From owner-freebsd-questions  Tue Jul 20  2:14:42 1999
Delivered-To: freebsd-questions@freebsd.org
Received: from david.siemens.de (david.siemens.de [192.35.17.14])
	by hub.freebsd.org (Postfix) with ESMTP id BF28514BE4
	for <freebsd-questions@FreeBSD.ORG>; Tue, 20 Jul 1999 02:14:23 -0700 (PDT)
	(envelope-from andre.albsmeier@mchp.siemens.de)
X-Envelope-Sender-Is: andre.albsmeier@mchp.siemens.de (at relayer david.siemens.de)
Received: from mail2.siemens.de (mail2.siemens.de [139.25.208.14])
	by david.siemens.de (8.9.3/8.9.3) with ESMTP id LAA01384
	for <freebsd-questions@FreeBSD.ORG>; Tue, 20 Jul 1999 11:14:10 +0200 (MET DST)
Received: from curry.mchp.siemens.de (curry.mchp.siemens.de [139.25.42.7])
	by mail2.siemens.de (8.9.3/8.9.3) with ESMTP id LAA21826
	for <freebsd-questions@FreeBSD.ORG>; Tue, 20 Jul 1999 11:14:06 +0200 (MET DST)
Received: (from daemon@localhost)
	by curry.mchp.siemens.de (8.9.3/8.9.3) id LAA93458
	for <freebsd-questions@FreeBSD.ORG>; Tue, 20 Jul 1999 11:14:08 +0200 (CEST)
Date: Tue, 20 Jul 1999 11:14:06 +0200
From: Andre Albsmeier <andre.albsmeier@mchp.siemens.de>
To: "T. William Wells" <bill@twwells.com>
Cc: freebsd-questions@FreeBSD.ORG
Subject: Re: Why is this code in syslogd.c?
Message-ID: <19990720111406.A35123@internal>
References: <19990718194853.A29020@internal> <E115vml-00089S-00@twwells.com> <19990719080007.A7410@internal> <7mufng$eev$1@twwells.com>
Mime-Version: 1.0
Content-Type: text/plain; charset=us-ascii
X-Mailer: Mutt 0.95.5i
In-Reply-To: <7mufng$eev$1@twwells.com>; from T. William Wells on Mon, Jul 19, 1999 at 02:18:02AM -0400
Sender: owner-freebsd-questions@FreeBSD.ORG
Precedence: bulk
X-Loop: FreeBSD.ORG

On Mon, 19-Jul-1999 at 02:18:02 -0400, T. William Wells wrote:
> In article <19990719080007.A7410@internal>,
> Andre Albsmeier  <andre.albsmeier@mchp.siemens.de> wrote:
> : But I still can't understand what's the reason for doing that.
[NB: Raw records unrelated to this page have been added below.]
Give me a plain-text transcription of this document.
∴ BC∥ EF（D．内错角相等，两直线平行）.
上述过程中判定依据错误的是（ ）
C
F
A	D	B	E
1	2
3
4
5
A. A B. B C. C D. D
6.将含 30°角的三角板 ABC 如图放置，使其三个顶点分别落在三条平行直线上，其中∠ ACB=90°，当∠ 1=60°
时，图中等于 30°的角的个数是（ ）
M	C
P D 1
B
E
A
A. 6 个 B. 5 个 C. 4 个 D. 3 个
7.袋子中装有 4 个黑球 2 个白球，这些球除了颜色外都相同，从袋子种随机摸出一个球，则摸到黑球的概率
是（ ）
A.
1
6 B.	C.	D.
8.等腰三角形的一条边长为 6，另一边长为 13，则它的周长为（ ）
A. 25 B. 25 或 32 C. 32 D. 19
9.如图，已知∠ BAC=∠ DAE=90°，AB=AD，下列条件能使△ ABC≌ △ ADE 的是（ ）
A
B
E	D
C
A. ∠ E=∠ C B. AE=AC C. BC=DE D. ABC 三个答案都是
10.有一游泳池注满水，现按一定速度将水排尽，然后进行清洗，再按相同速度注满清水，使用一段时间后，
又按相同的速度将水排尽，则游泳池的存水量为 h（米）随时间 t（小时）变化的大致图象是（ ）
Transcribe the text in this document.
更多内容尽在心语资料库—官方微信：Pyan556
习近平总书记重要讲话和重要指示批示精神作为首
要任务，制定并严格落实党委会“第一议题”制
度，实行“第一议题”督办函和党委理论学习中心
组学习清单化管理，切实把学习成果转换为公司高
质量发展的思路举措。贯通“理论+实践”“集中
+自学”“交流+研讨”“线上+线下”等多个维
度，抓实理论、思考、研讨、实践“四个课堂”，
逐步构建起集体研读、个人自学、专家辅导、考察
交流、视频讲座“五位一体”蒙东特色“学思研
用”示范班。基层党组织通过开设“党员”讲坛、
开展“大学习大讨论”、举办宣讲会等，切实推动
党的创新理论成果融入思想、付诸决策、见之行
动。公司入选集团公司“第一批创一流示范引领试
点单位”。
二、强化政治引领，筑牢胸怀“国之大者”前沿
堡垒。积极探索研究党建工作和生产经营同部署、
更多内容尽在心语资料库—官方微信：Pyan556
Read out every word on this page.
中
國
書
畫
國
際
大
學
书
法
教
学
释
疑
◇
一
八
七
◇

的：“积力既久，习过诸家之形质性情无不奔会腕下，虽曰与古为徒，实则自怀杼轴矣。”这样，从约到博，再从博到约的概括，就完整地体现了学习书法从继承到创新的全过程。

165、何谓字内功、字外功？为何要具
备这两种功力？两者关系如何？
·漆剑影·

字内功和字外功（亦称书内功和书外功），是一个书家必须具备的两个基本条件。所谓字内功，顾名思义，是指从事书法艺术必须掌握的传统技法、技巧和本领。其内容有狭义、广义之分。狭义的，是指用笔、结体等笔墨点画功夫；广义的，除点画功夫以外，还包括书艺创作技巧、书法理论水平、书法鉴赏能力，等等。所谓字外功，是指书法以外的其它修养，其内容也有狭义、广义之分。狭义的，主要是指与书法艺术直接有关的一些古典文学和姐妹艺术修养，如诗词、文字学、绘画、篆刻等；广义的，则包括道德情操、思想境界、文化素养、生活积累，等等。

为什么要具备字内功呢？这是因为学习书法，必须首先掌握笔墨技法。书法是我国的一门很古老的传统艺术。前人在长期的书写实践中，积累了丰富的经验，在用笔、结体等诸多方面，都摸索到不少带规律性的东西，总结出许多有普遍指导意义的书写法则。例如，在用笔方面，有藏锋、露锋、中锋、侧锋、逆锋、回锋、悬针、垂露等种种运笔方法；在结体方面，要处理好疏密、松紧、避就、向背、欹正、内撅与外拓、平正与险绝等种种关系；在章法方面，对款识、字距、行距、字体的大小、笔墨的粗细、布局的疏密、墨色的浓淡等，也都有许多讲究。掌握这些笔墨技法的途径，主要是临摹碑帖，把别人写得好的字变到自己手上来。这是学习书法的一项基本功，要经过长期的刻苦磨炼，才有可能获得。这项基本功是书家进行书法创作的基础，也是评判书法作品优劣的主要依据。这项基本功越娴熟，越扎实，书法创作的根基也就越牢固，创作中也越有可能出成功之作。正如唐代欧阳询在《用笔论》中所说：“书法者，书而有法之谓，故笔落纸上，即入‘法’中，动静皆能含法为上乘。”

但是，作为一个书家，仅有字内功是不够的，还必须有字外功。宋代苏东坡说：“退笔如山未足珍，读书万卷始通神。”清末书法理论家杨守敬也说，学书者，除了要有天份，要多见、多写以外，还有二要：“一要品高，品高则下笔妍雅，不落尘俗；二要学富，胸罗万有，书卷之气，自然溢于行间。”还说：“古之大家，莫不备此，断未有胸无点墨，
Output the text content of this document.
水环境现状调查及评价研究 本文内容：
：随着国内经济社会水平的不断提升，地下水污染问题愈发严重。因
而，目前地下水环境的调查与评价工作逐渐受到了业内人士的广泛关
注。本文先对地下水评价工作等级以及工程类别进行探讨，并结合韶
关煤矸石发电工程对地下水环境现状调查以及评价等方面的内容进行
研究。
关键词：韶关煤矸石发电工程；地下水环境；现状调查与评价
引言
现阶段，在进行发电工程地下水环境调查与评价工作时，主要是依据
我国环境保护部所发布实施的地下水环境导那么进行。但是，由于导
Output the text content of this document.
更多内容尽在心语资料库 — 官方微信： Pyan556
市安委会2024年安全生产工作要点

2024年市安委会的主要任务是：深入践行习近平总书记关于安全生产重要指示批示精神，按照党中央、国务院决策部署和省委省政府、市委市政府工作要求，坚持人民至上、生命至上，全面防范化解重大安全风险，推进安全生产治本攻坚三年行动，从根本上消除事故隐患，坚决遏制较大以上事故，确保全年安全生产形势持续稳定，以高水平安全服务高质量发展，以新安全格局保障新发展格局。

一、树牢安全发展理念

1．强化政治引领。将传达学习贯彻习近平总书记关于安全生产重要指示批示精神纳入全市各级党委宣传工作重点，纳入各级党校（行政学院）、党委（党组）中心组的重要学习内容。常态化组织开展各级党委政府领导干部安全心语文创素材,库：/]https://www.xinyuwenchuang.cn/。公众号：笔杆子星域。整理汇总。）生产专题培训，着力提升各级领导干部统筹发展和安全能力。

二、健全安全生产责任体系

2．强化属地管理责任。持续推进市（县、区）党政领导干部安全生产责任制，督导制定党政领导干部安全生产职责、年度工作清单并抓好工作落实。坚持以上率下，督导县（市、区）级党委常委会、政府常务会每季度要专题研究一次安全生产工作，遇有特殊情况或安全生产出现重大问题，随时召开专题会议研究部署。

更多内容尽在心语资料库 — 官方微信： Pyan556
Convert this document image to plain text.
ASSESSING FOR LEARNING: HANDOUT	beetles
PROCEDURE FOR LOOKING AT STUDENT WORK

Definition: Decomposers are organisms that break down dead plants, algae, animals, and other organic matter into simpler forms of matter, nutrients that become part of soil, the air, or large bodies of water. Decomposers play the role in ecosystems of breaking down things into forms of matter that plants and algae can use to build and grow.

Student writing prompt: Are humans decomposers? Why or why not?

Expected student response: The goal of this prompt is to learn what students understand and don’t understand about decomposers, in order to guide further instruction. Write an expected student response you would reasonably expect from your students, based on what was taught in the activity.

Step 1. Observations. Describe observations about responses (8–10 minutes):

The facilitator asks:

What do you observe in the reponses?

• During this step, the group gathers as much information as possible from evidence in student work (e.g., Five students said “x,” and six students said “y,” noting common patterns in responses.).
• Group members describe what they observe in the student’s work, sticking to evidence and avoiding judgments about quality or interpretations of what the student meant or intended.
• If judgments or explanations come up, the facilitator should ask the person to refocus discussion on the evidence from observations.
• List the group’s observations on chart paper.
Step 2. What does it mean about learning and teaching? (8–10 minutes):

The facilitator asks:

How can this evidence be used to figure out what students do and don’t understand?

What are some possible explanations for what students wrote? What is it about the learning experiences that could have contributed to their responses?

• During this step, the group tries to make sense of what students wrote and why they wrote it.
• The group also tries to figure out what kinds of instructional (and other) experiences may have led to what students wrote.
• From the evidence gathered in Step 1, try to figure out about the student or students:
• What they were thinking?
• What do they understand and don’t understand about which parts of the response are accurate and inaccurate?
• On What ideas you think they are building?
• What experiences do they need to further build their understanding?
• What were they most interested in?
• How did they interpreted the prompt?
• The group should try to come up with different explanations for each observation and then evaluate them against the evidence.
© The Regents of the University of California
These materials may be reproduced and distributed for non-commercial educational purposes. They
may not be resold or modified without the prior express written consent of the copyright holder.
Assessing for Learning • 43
OK,
> : a user could fake a kernel message but now he can do the same thing
> : with all other facilities. He can fake mail or auth messages as he likes...
> 
> "X is something that a user should not do but can anyway.
> Therefore, we should not prevent the user from doing Y." Not very
> logical, is it?

It's your logic, I didn't say that. I wanted to understand why it is
there. So we can summarize:

The code is there to prevent users from sending faked kern.xxx
messages. The code does not cover other facilities so these
can still be faked.


> It would be nice if there was some control over who can send what
> messages. But it's not there, so we can't rely on them. However,
> it _is_ there for kernel messages, which is better than nothing.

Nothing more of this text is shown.